Украинский кризис выявил среди социалистов наличие двух совершенно непримиримых групп: тех, кто поддержал российский империализм в его агрессии против Украины, и тех, кто, безоговорочно выступил против него. Украинский кризис даже не расколол левых. Можно было бы сказать, что он высветил всю глубину, давно существовавшего раскола. Но и этого будет недостаточно.

Украинский кризис показал, что то ничтожное действительно левое, действительно интернациональное меньшинство, которое еще идентифицирует себя как левых и социалистов, должно отсечь от себя тех, кто, по сути, давно являются правыми. Вне зависимости от того, понимают ли они это или нет.

При желании можно выделить еще одну группу, скажем так, «циммервальдских» левых (по названию антивоенной конференции социалистов, прошедшей в швейцарском Циммервальде в 1915 году). Им кажется, что в нынешней российско-украинской войне они заняли стерильно левую позицию. Если коротко, эта позиция состоит в том, что мы, де, в этом противостоянии России и Украины, выступаем и против российского, и против украинского капитализма. Все они, де, одним миром мазаны, а мы, де, за рабочих.

Подобную позицию, как мы помним из истории, заняла часть европейских интернациональных социалистов, включая и российских большевиков вместе с Лениным во время Первой мировой войны. Однако эта позиция логична и является левой, социалистической (коммунистической) позицией, когда основными сторонами военного конфликта являются крупные империалистические державы, руководствующиеся примерно одними и теми же целями – дележ колоний, рынков сбыта, борьба за энергоресурсы и т.д..

В Первой мировой, когда собственно и выработалась циммервальдская левая, основными участниками этой войны, помимо таких крупных империалистических хищников, как тогдашние Франция, Италия, Турция, были несколько империй: Российская, Германская, Австро-Венгерская, Британская.. В этих условиях позиция Циммервальда – за поражение всех правительств и превращение империалистической войны в гражданскую путем разворота штыков национальных армий в сторону своих правительств, была верной.
zimmerwald

Однако по отношению к нынешней российско-украинской войне такая позиция левых, как минимум, ошибочна.

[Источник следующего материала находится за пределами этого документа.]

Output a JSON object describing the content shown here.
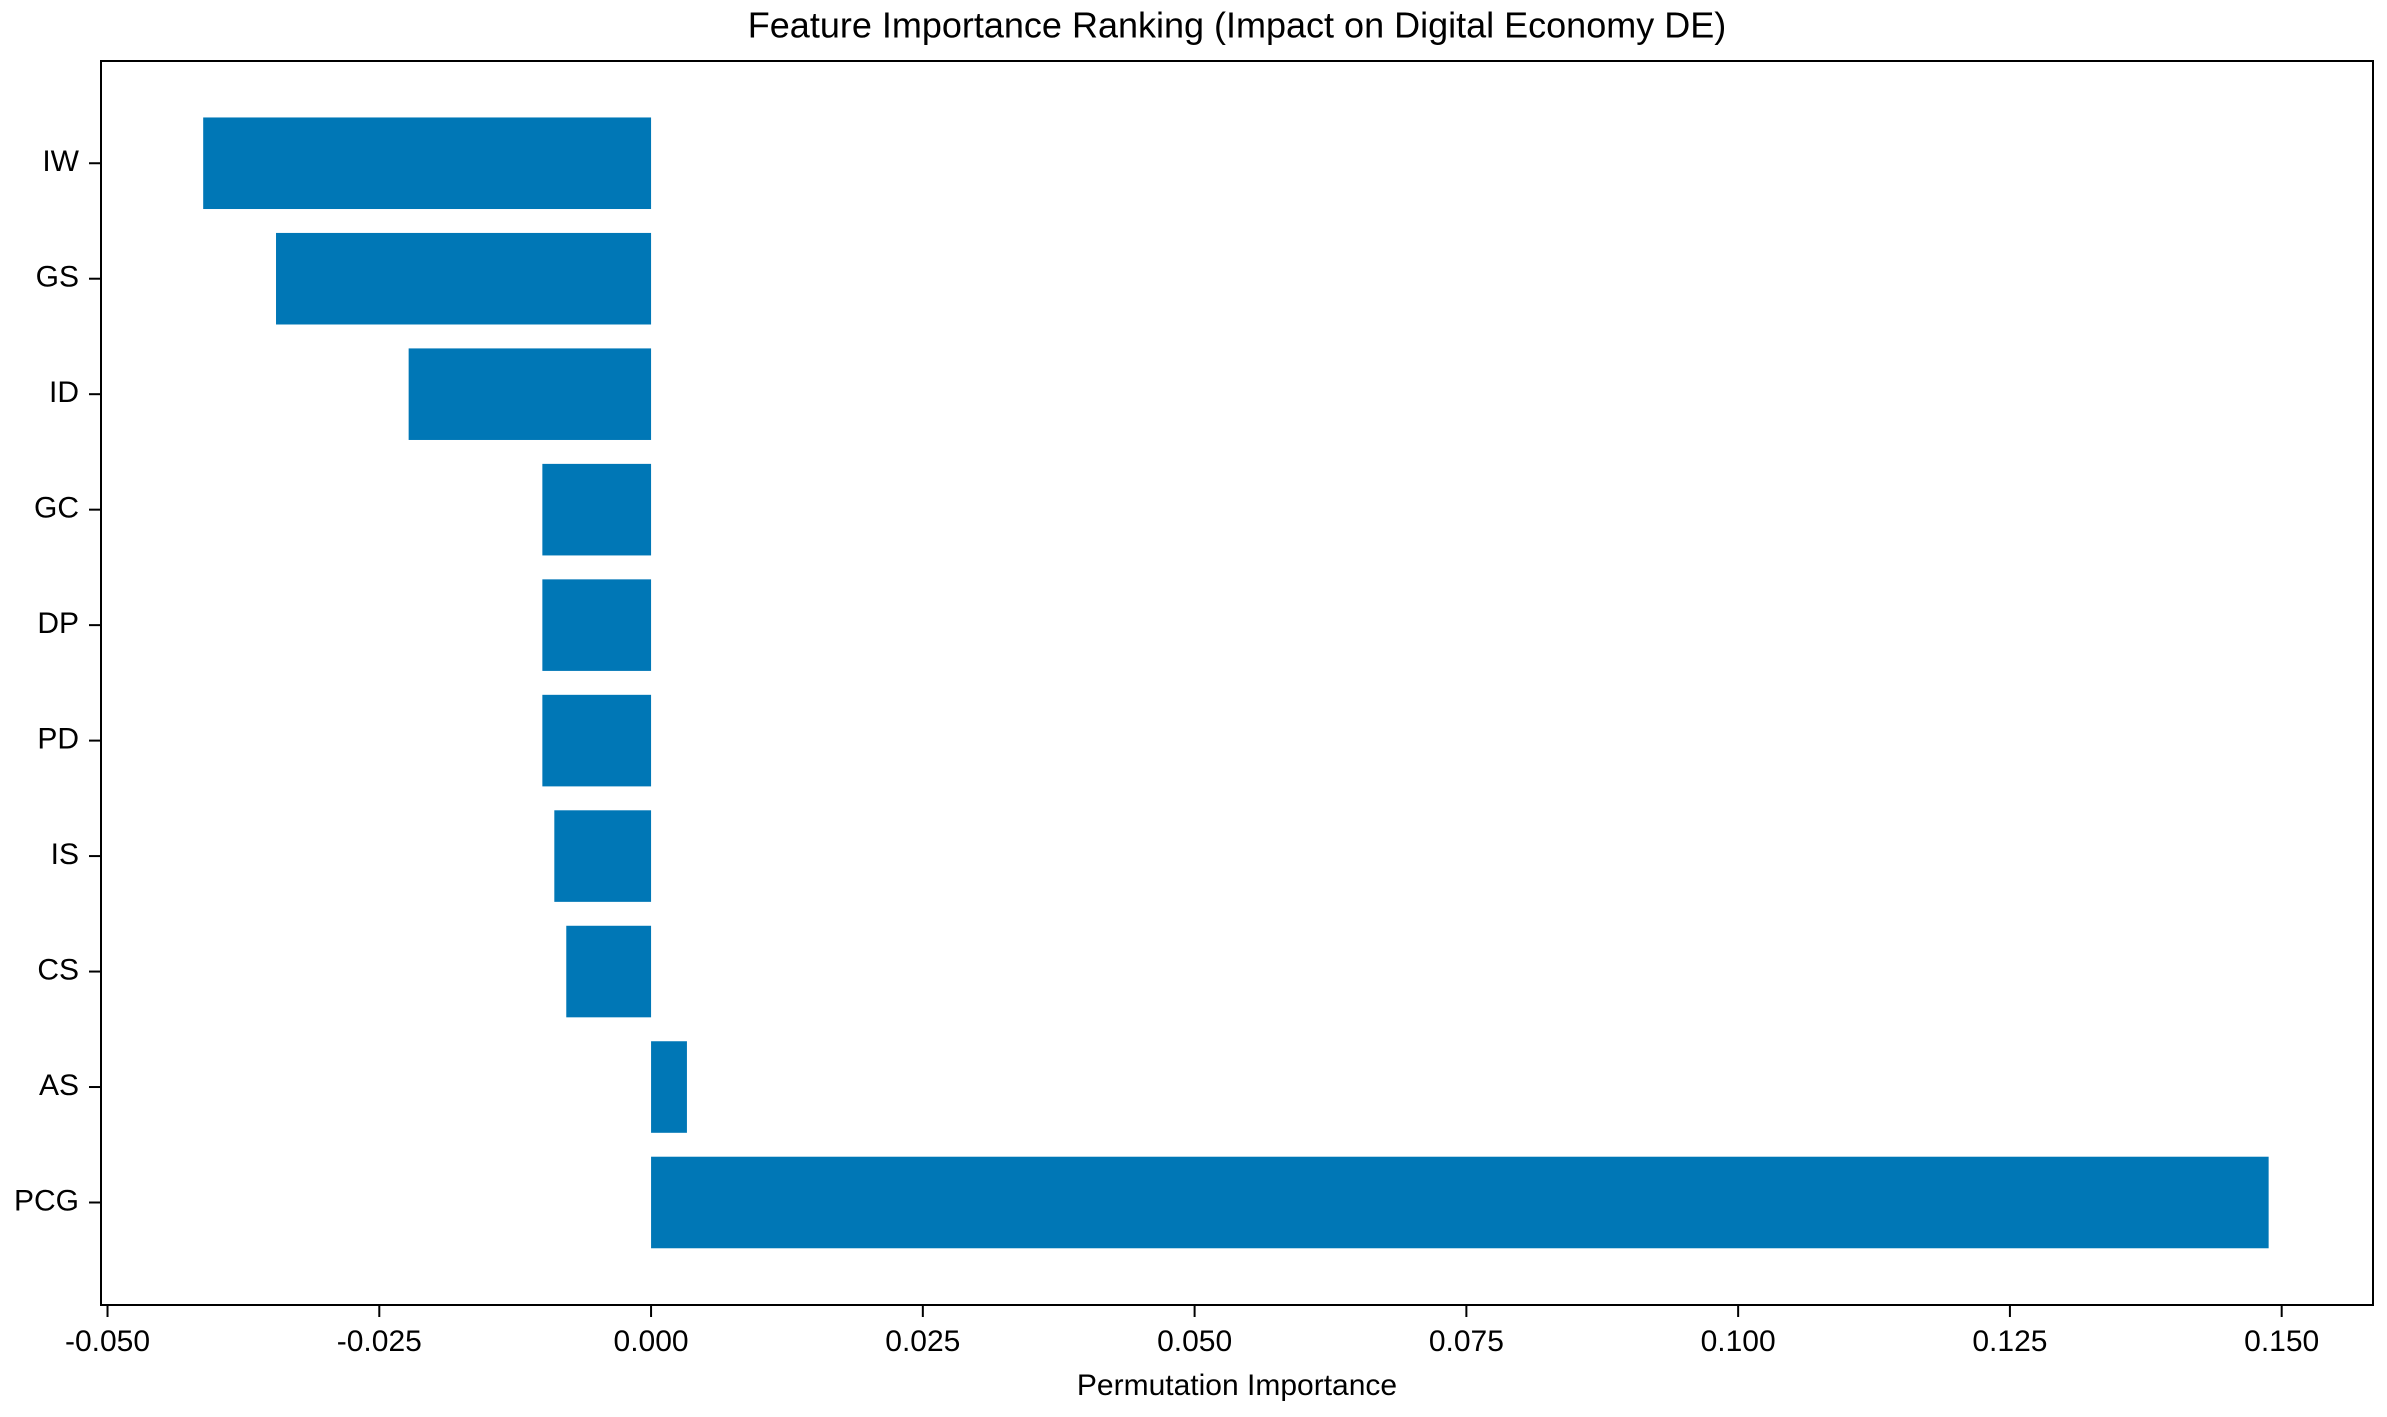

Когда крупный и наиболее агрессивный империалистический хищник, нападает на относительно небольшую практически демилитаризованную страну, в которой, к тому же, только что победила прогрессивная буржуазно-демократическая и национально-освободительная революция, «стерильно» левая позиция: мы против обеих сторон, потому что, и там, и там капитализм, де факто означает поддержку этого империалистического хищника. В данном случае, путинской Российской Федерации.

Характерно, что Ленин, выступавший в целом с позиций того, что в развязывании Первой мировой виноваты все ее основные участники, допускал, что для небольших, либо зависимых государств эта война является справедливой и оборонительной. В частности, он писал, что если бы речь шла только о нападении Австро-Венгерской империи на Сербию, то со стороны последней война носила бы оборонительный, справедливый характер.

Характер российско-украинской войны, определяется характером двух этих государств на момент нападения России на Украину.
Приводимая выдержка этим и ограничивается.